The challenge is that banks tend to have very rigid structures and processes around anything related to credit. One of the biggest hurdles is the reliance on “regular pay slips” for example. In cases where someone works in the gig or job economy, they may have a great income, but no traditional pay slips to show. This creates a mismatch between their actual financial status and the system’s understanding of their creditworthiness. The solution lies in smarter, AI-based credit parametrization. This approach considers money flow—such as income versus spending, saving behavior, and other relevant factors—rather than relying solely on the last few pay slips.
Addressing the financial inclusion gap
For lenders, incorporating alternative data reduces the risk of bad loans by providing a fuller picture of an applicant’s financial behaviour. For consumers, it means access to loans, mortgages, and financial products that were previously out of reach. This is especially significant in underserved communities where traditional credit metrics fail to capture responsible financial habits. By including alternative data in credit assessments, we can level the playing field and bring more people into the formal financial system.
Advancements in AI, ML, big data analytics and cloud computing have enabled lenders to process vast amounts of alternative data quickly and accurately. For example, Gen AI’s capability to synthesise diverse data sets addresses one of the key limitations of traditional credit scoring: the reliance on historical credit data.

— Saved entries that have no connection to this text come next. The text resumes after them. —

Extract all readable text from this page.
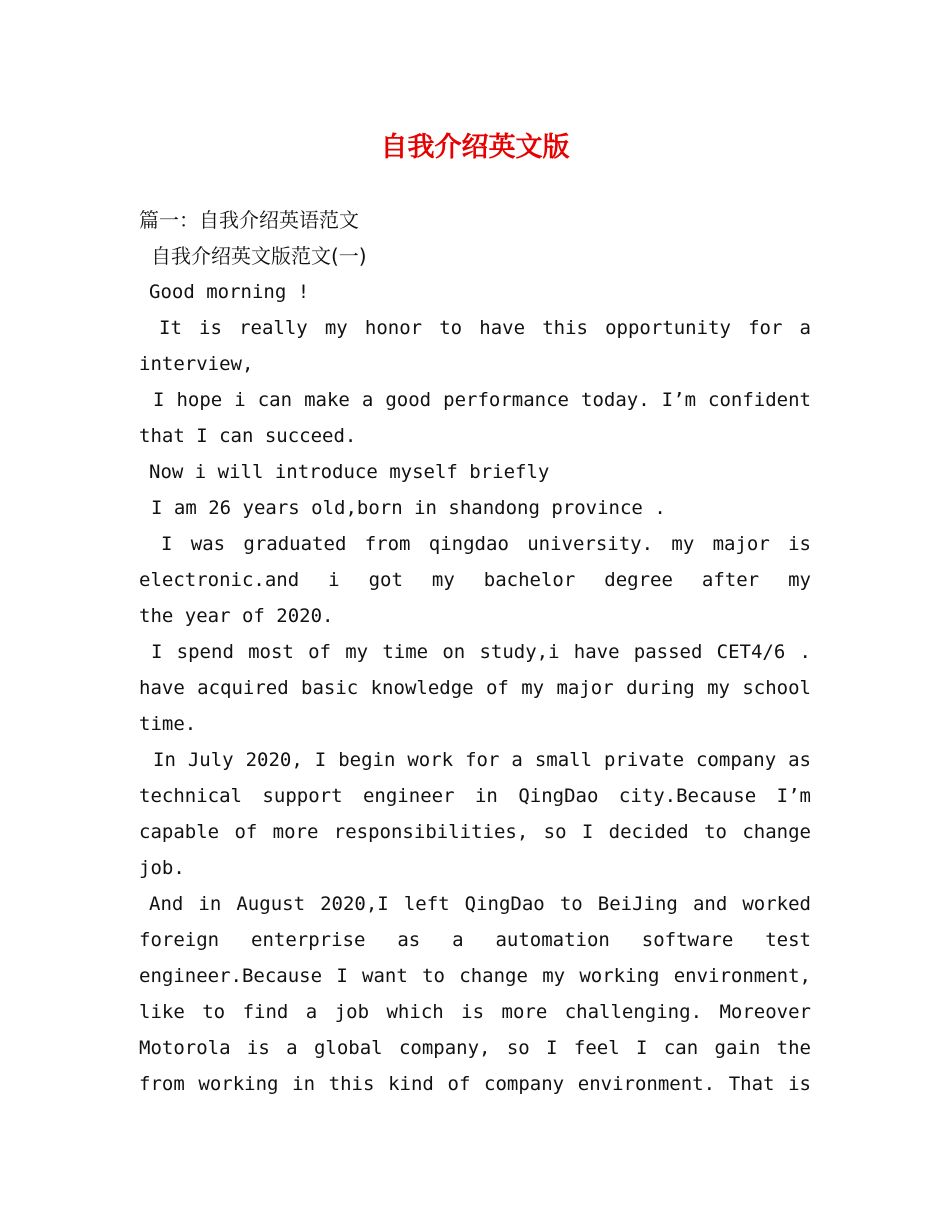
自我介绍英文版
篇一：自我介绍英语范文
自我介绍英文版范文(一)
Good morning !
It is really my honor to have this opportunity for a
interview,
I hope i can make a good performance today. I’m confident
that I can succeed.
Now i will introduce myself briefly
I am 26 years old,born in shandong province .
I was graduated from qingdao university. my major is
electronic.and i got my bachelor degree after my
the year of 2020.
I spend most of my time on study,i have passed CET4/6 .
have acquired basic knowledge of my major during my school
time.
In July 2020, I begin work for a small private company as
technical support engineer in QingDao city.Because I’m
capable of more responsibilities, so I decided to change
job.
And in August 2020,I left QingDao to BeiJing and worked
foreign enterprise as a automation software test
engineer.Because I want to change my working environment,
like to find a job which is more challenging. Moreover
Motorola is a global company, so I feel I can gain the
from working in this kind of company environment. That is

By creating synthetic data that mirrors actual real world financial behaviours, Gen AI models enable a more inclusive assessment of creditworthiness. This transformative shift promotes financial inclusivity, opening doors for a broader demographic to access credit opportunities.
One challenge of utilising Gen AI is the problem of hallucination, where the model may present information that is either nonsensical or outright false. There are several techniques to mitigate this risk. For example, using the Retrieval Augment Generation (RAG) approach. RAG minimises hallucinations by grounding the model’s responses in factual information from up-to-date sources, ensuring the model’s responses reflect the most current and accurate information available.
What’s next for financial services?
As these new methods become more widely adopted, we’re likely to see a broader range of tailored financial products, faster credit approvals, and increased confidence in lending. By utilising alternative data, they enable more inclusive and efficient credit scoring models, addressing the gaps that traditional banking systems often overlook. Small businesses often face barriers due to abstract or rigid banking criteria, which can make access to credit a challenge despite having solid operational performance.
However, challenges remain—particularly around ensuring the ethical use of data, maintaining privacy, and navigating evolving regulatory landscapes. In the UK, strong oversight and collaboration between financial institutions, technology providers, and regulators will be key to ensuring these innovations deliver their full potential.
The rise of alternative data is ushering in a new era of credit scoring—one that prioritises inclusion, fairness, and real-world financial behaviours. As the financial industry embraces this shift, the potential to transform lives and drive economic growth is enormous. The future of credit is not just about numbers—it’s about creating opportunities for all.